Les Armées boudent le FIC

Bien que créé par les gendarmes, le salon lillois dédié à la cybersécurité devra se passer pour sa prochaine édition du ministère des Armées et de ses émanations. Officiellement, cette impasse sur le FIC s’explique par l’augmentation des coûts de l’évènementiel. Officieusement, le torchon brûle entre la Grande Muette et les organisateurs.

Le FIC, coorganisé par la Gendarmerie nationale, devra se passer des militaires lors de sa quinzième édition, qui se tiendra du 5 au 7 avril au Grand Palais de Lille. Selon Challenge, dans un courrier du 21 décembre, le général, directeur par intérim de la Dicod (Délégation à l'information et à la communication de la Défense), demande au ministère et à ses diverses branches de faire l’impasse cette année sur le Forum International de la Cybersécurité.

Les militaires tiennent en effet sur le salon l’un des stands les plus imposants, mutualisé entre la DGA, le ComCyber, la DRM (Direction du renseignement militaire) ou encore la DRSD (Direction du renseignement et de la sécurité de la défense). Dans sa missive, le général Yann Gravêthe écrit que « le nombre de salons, forums et autres évènements pour lesquels la participation du ministère des Armées est sollicitée augmente d'année en année, ainsi que les coûts associés, alourdis par la très forte inflation constatée dans le domaine de l'évènementiel (+27% en dix-huit mois) ».

Pas de galonnés au FIC ?

Il s’agirait donc de réduire les dépenses évènementielles des Armées, d’autant que le Ministère organise ses propres salons, notamment celui de son fonds innovation défense, qui aura lieu en novembre. La lettre souligne qu’un examen de l'activité évènementielle de la Grande Muette sera mené lors de ce semestre. Du côté de l’organisateur, Guillaume Tissier, patron du CEIS, explique à Challenges ne pas avoir « reçu de réponse définitive à ce jour » mais être au courant « d’arbitrages en cours ».

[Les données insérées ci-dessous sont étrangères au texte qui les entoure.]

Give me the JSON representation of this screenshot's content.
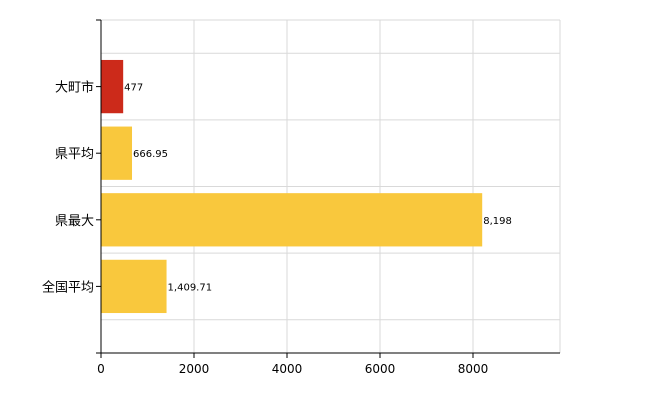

En coulisse, c’est une toute autre musique que l’on entend. Avisa Partners, acquéreur en de CEIS en 2020, n’est en effet plus en odeur de sainteté auprès du ministère des Armées et de ses entités. Mi 2022, une enquête de Fakir, suivie par Médiapart, révèle que les espaces participatifs de divers médias sont infiltrés par de vrais-faux journalistes, à des fins de lutte d’influence entre Etats et entre entreprises. Le témoin, un journaliste, racontait ainsi que son employeur était une société d’intelligence économique.

Avisa dans le viseur

Laquelle comptait parmi ses clients certes des groupes français, mais aussi des Etats étrangers et des multinationales. Selon Médiapart, la DGSE et la DGSI avaient émis une note commune selon laquelle les opérations d’influence menées par cette société d’intelligence économique nuisait aux intérêts de la France en Afrique, au Mali notamment. Or il s’avère que la société en question est Avisa Partners, organisateur du FIC depuis le rachat de CEIS.

« La décision de ne pas participer au FIC est à la fois due à la volonté de contrôler les coûts, et au risque réputationnel de travailler avec Avisa » explique à Challenge une source du ministère des Armées. De son côté, Guillaume Tissier assure que « nous ne sommes jamais intervenus contre les intérêts français en Afrique, et le prétendre relèverait d'un propos diffamatoire caractérisé. Nous n'avons mené aucune opération électorale après 2018 ». Il pointe notamment du doigt le désamour entre la DGSE et Avisa Partners.  

« Le ministère n’est pas un bloc uniforme, et il n’y a jamais eu de message clair sur un quelconque ostracisme à notre égard. Nous avons d’ailleurs toujours des projets en cours avec le ministère des armées, qu'on ne peut pas dévoiler, pour les mêmes raisons de confidentialité que pour nos autres clients » estime-t-il.